During the years I was struggling with my emotional battle with the Church, I learned to use my will power to be able to gain some control over my emotions. As silly as it can sound, I discovered the choice of forgiving—that forgiveness is a matter of my will.
When I have been offended and wronged, I had to face two options—I forgive, or I don’t. But to free myself, I had one choice—to forgive. The beauty of that choice is that I didn’t need to forgive with my heart, but with the greater wisdom of my will. Contrary to the emotional heart, a conscious choice of will engender objectivity and reason.
During this difficult journey, I found my heart so wounded that I could no longer bear to have to forgive and pretend that everything was okay. Some days, I was able to forgive, and some other days, I wasn’t. That was as if my heart was short-circuited and gradually, it became almost impossible for me to be able to forgive; even if I was trying hard. I could not “feel” anymore to forgive with my heart due to the pain building up from the constant offenses. On top of being wounded, my heart was infused with anger and bitterness. I wanted justice, apology, and reparation for what they did to me. Instead, I received more insults and humiliations.
As I remembered Jesus' words in Matthew 18:21 - Then Peter came and said to Him, “Lord, how often must my brother sin against me and I forgive him? Up to seven times?" Jesus said to him, "I do not say to you, up to seven times, but times up to seventy times seven”. I thought He was exaggerating, and I said to myself, "Lord, seventy times seven equals four hundred and ninety, I’ll try to get there, because You said so, but once that number is reached, I am over with these people.'' I was miserable while those people seemed to be enjoying the ride.
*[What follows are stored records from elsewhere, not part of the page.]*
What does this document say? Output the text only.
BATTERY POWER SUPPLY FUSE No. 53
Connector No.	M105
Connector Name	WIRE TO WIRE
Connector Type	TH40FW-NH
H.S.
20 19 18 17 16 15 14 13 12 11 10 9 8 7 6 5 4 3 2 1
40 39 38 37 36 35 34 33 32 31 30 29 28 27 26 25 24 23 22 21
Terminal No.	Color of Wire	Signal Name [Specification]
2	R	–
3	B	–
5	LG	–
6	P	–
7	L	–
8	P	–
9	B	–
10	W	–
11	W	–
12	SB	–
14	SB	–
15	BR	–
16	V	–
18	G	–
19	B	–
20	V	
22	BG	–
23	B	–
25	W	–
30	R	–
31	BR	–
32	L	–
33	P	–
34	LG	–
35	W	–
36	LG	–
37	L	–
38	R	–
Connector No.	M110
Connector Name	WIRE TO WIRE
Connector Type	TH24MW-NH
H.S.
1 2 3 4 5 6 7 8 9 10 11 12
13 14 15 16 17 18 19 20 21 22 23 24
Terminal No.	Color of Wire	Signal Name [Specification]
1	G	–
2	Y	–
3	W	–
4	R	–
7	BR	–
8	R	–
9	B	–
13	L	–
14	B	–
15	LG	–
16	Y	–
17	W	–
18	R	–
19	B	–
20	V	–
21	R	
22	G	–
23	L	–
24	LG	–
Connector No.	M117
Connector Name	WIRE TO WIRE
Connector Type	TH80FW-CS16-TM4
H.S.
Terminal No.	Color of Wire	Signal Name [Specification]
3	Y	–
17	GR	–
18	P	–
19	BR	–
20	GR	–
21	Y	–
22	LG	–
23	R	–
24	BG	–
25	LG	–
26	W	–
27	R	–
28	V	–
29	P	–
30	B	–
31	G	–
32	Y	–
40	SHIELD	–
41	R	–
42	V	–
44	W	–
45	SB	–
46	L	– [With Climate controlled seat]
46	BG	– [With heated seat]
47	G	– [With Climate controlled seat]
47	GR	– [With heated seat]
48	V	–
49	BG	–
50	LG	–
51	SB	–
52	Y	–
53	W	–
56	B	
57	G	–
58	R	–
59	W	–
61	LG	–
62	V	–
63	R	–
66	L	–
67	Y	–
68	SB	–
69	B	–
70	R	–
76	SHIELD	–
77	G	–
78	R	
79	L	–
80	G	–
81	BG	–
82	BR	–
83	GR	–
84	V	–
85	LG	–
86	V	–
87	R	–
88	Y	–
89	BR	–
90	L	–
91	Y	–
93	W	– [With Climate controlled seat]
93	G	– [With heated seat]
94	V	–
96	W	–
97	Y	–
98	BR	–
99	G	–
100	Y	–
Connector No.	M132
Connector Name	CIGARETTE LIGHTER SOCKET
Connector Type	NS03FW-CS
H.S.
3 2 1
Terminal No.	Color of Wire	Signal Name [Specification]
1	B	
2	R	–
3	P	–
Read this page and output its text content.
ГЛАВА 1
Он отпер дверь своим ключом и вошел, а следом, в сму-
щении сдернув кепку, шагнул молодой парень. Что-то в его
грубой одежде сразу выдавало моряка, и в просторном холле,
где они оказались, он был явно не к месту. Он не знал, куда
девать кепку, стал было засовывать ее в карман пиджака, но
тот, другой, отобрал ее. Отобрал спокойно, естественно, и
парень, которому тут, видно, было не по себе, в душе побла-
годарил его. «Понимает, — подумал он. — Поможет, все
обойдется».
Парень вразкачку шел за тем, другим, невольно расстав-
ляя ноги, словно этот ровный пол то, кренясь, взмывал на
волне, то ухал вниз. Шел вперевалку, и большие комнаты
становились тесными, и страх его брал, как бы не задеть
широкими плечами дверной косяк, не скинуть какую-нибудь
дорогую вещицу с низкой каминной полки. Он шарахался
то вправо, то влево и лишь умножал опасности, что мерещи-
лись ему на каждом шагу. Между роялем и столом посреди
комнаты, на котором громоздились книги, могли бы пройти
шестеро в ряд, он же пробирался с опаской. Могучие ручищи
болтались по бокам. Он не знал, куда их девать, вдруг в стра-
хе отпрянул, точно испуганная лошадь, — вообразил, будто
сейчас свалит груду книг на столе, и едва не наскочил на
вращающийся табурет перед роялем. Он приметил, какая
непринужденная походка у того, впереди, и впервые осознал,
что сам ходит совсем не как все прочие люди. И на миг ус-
I needed to find a way to fix myself before it got out of hand. It didn’t feel good to live with all those negative emotions, and I couldn't stand the state of my heart. Since I am a person of a good nature, those feelings were unbearable—a real poison, a cancer of the heart. I started to get sick, emotionally and physically.
After 12 years of trying to fit in, the first step I made toward healing, was to get away from the ones who were causing the pain. That was liberating to know that since reason and willpower have no emotion, I didn't need to impose forgiveness to my heart—I was able to spare my heart from further pain.
In my experience, I learned different levels of forgiveness.
The first one; you forgive with your heart spontaneously for minor issues, and you forget about it. No harm done.
The second; when something more serious happens, you forgive with your heart out of love, but there comes the first scratch that would take a while to heal.
Then, the last but the most difficult to do is, when someone keeps on hurting you over and over again, you start to have difficulty to forgive with your heart, because you don’t have the time to heal from the time before that person had hurt you. That’s when you have to choose to forgive with your reason, to protect yourself from that cancer called resentment, anger, bitterness or hatred. I called it "Daily Forgiveness". Not because I was wronged every day, but because I was in pain every day.
Once I embraced the fact that I had the power to choose to forgive, I realized that they had no more power over me. It didn’t matter after that when they kept on trying to hurt me. It had no meaning to me anymore—they were trying in vain. I had found peace in knowing that I didn’t need to feel to forgive but that I could choose to, since I learned to love myself enough to do so. The result was that instead of feeling anger, I felt peace. They could no longer destroy me. Then, what Jesus had said about forgiving seventy-seven times seven made a lot of sense to me.
In the end, I could understand that sometimes, we have to take the apologies not offered and move on. Because, if you wait for the apologies to come to you, you can find yourself waiting a long time. And if you persist in the resentment and anger while waiting, you are the one who suffers—no one else. Why forgive? To free yourself, to find peace and to start the process of healing on your own, without having to wait for the apology or the reparation to come and do the job for you.
When you forgive someone, you are giving yourself a gift. You forgive not because the person deserves it, but because you deserve it.